Part 1
I've taught many lessons in my life. Well, of course I have, I was a History teacher. I taught seventh graders about the ancient times around the world. I loved hearing the student's opinions and answers to the topics I taught them about. I loved the looks on their faces when I announced that there was no homework that night. I loved everything about the students.
Except for the bullies.
I could tell who is a bully and who is the victim by the look in their eyes when they pass by in the hallways. I could tell the bullies from their miserly smile that seems to touch both ears in a sneaky sort of way. I'd like to think of it as my sixth sense.
Or just because I've looked like them.
Throughout my school years I was taunted, made fun of. I never knew why, but I got hints from the countless remarks like, "Nerd face!"and "Loser!" and even "Beanstalk!". Sometimes I saw things written on desks alongside my name, but I never want to repeat them.I walked throughout the hallways, my long, ragged hair concealing my hateful glare.
I'll never forget the one group who would bully me the most. Larry Townsend and his girlfriend, Tara Smith, and a couple of their cronies, like Charlie Cummings, Betty Carol, and a few others. They were the worst to me. They had set up pranks to terrify and humiliate me, and the insults, the many, many insults...
It all made me think of a passage I heard in my ninth grade english class from Edgar Allan Poe. I think it was: "The thousand injuries of Fortunato I had borne as best I could; but when he ventured upon insult, I vowed revenge." Another line that was iron-pressed into my mind was: "... He did not perceive that my smile now was at the thought of his...". I believe the last word of the statement had to do with sacrifice.

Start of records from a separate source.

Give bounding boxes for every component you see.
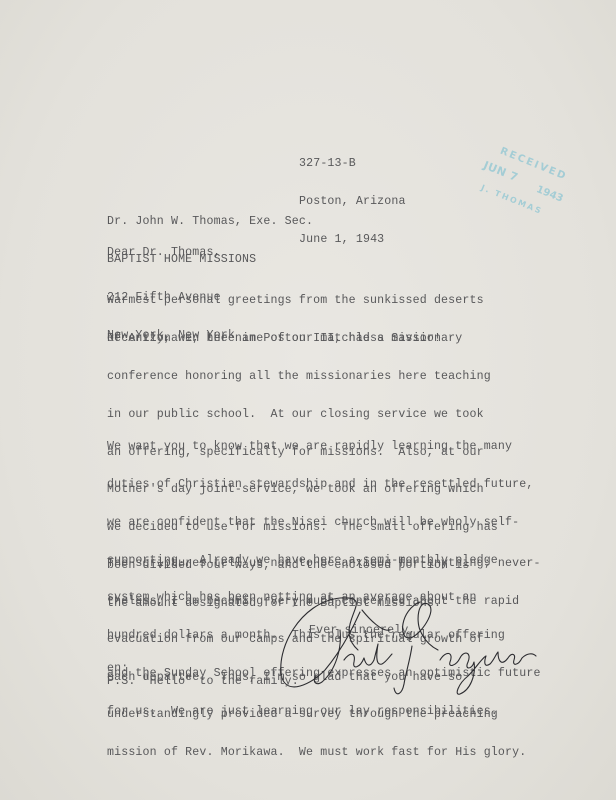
text-line: mission of Rev. Morikawa. We must work f…: [107, 747, 541, 760]
text-line: Recently, we, here in Poston III, had a …: [107, 333, 498, 346]
text-line: understandingly provided a survey throug…: [107, 709, 541, 722]
text-line: we are confident that the Nisei church w…: [107, 517, 541, 530]
text-line: The scriptures tell us not to be anxious…: [107, 558, 541, 571]
salutation: Dear Dr. Thomas,: [107, 247, 221, 260]
letter-date: June 1, 1943: [299, 234, 406, 247]
handwritten-signature: [270, 590, 570, 700]
stamp-name: J. THOMAS: [480, 183, 544, 216]
location: Poston, Arizona: [299, 196, 406, 209]
letter-page: 327-13-B Poston, Arizona June 1, 1943 RE…: [0, 0, 616, 800]
text-line: We want you to know that we are rapidly …: [107, 441, 541, 454]
letter-heading: 327-13-B Poston, Arizona June 1, 1943: [299, 133, 406, 272]
recipient-name: Dr. John W. Thomas, Exe. Sec.: [107, 216, 313, 229]
text-line: Warmest personal greetings from the sunk…: [107, 295, 484, 308]
reference-number: 327-13-B: [299, 158, 406, 171]
stamp-year: 1943: [535, 184, 565, 205]
text-line: conference honoring all the missionaries…: [107, 371, 498, 384]
postscript: P.S. "Hello" to the family.: [107, 676, 299, 689]
received-stamp: RECEIVED JUN 7 1943 J. THOMAS: [457, 137, 597, 264]
enclosure-notation: en:: [107, 663, 128, 676]
text-line: duties of Christian stewardship and in t…: [107, 479, 541, 492]
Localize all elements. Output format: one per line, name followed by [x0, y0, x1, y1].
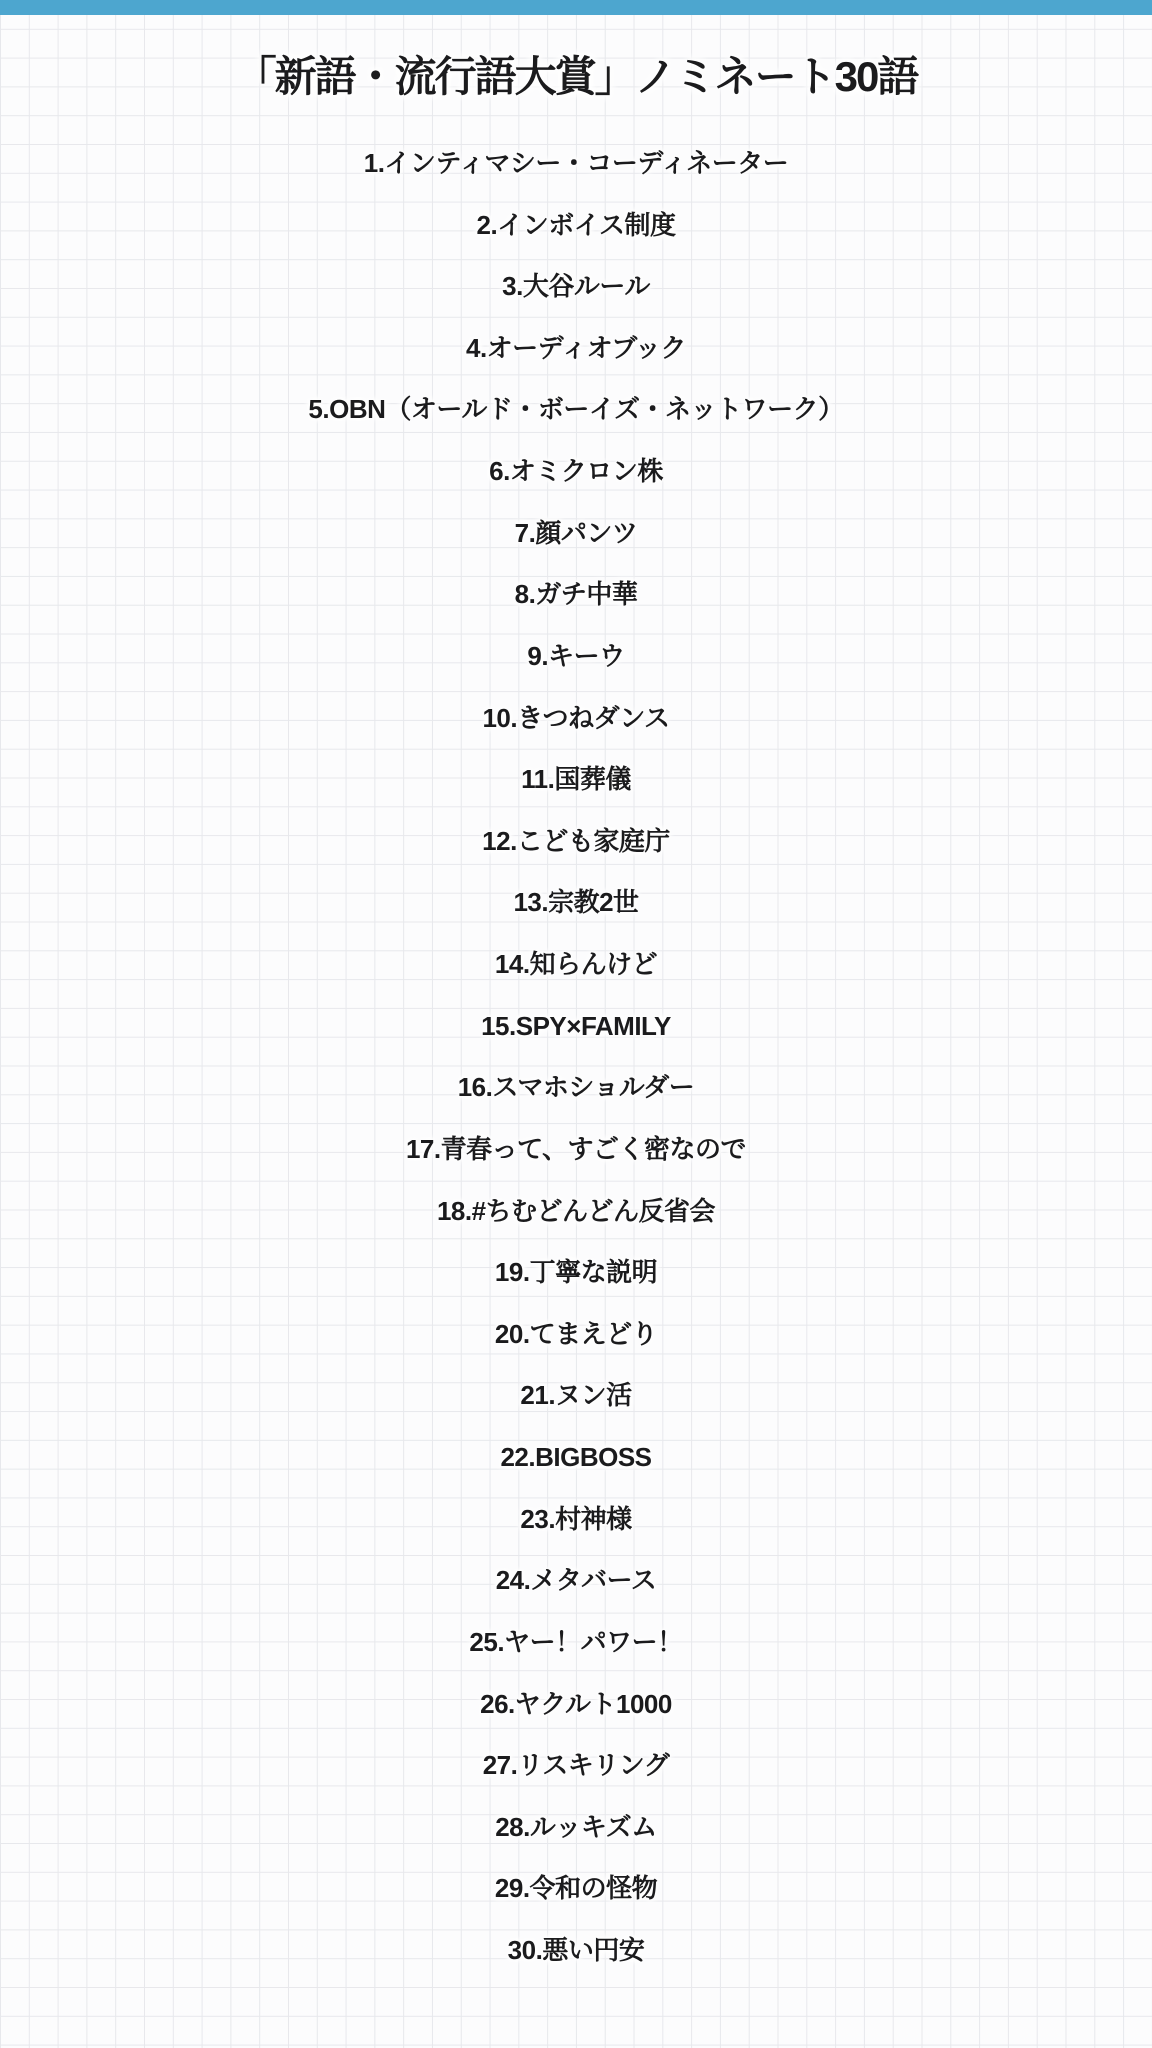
- list-item: 15.SPY×FAMILY: [0, 1008, 1152, 1044]
- list-item: 9.キーウ: [0, 638, 1152, 674]
- list-item: 14.知らんけど: [0, 946, 1152, 982]
- list-item: 25.ヤー！パワー！: [0, 1624, 1152, 1660]
- list-item: 27.リスキリング: [0, 1747, 1152, 1783]
- list-item: 21.ヌン活: [0, 1377, 1152, 1413]
- page: 「新語・流行語大賞」ノミネート30語 1.インティマシー・コーディネーター2.イ…: [0, 0, 1152, 2048]
- list-item: 18.#ちむどんどん反省会: [0, 1193, 1152, 1229]
- list-item: 3.大谷ルール: [0, 268, 1152, 304]
- list-item: 4.オーディオブック: [0, 330, 1152, 366]
- list-item: 10.きつねダンス: [0, 700, 1152, 736]
- list-item: 30.悪い円安: [0, 1932, 1152, 1968]
- list-item: 23.村神様: [0, 1501, 1152, 1537]
- list-item: 28.ルッキズム: [0, 1809, 1152, 1845]
- list-item: 2.インボイス制度: [0, 207, 1152, 243]
- list-item: 19.丁寧な説明: [0, 1254, 1152, 1290]
- list-item: 5.OBN（オールド・ボーイズ・ネットワーク）: [0, 391, 1152, 427]
- list-item: 20.てまえどり: [0, 1316, 1152, 1352]
- list-item: 24.メタバース: [0, 1562, 1152, 1598]
- list-item: 29.令和の怪物: [0, 1870, 1152, 1906]
- list-item: 13.宗教2世: [0, 884, 1152, 920]
- nominee-list: 1.インティマシー・コーディネーター2.インボイス制度3.大谷ルール4.オーディ…: [0, 0, 1152, 2048]
- list-item: 12.こども家庭庁: [0, 823, 1152, 859]
- list-item: 11.国葬儀: [0, 761, 1152, 797]
- list-item: 17.青春って、すごく密なので: [0, 1131, 1152, 1167]
- list-item: 6.オミクロン株: [0, 453, 1152, 489]
- list-item: 1.インティマシー・コーディネーター: [0, 145, 1152, 181]
- list-item: 7.顔パンツ: [0, 515, 1152, 551]
- list-item: 8.ガチ中華: [0, 576, 1152, 612]
- list-item: 22.BIGBOSS: [0, 1439, 1152, 1475]
- list-item: 26.ヤクルト1000: [0, 1686, 1152, 1722]
- list-item: 16.スマホショルダー: [0, 1069, 1152, 1105]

But they, all of them who offended me, did not understand what I had been going through. My father was a heavy drinker and my mom would leave for hours at night at a time. I would drown myself in studies to distract myself from the world I lived in.
Tara Smith had finally did something to ruffle my feathers for real this time in the beginning of senior year, and that's when I couldn't stand it anymore. Everything had been going great that day- my mother got full custody, I got an A on three of my tests that I took the day before, and the boy I liked smiled at me.
I ran into the bathroom crying. I just couldn't take it. I actually believed her. I believed every foul thing Tara had ever said to or about me. And I was done. No more being pushed around.
In that bathroom on the third floor, in that very stall, I decided enough was enough. I was tired of things ruining me. This is my life, and nothing from this point on will ruin that. So the things that threaten my perfection shall be... eliminated.
I concocted a plan. This would eliminate my sadness forever, I was sure of it. I just needed to go by the hardware store with my saved up money...
The next day, I walked into school extra early, a plan painted red on my hands that no one else could see. I put a paper into Tara, Larry, and all of the other's lockers. To this day, I cannot remember what I had wrote, but it was to meet in the gym storage room at seven o'clock tonight.
Waiting for the last bell was like a child waiting for Christmas day.
Ring! Time to shine, or should I say burn?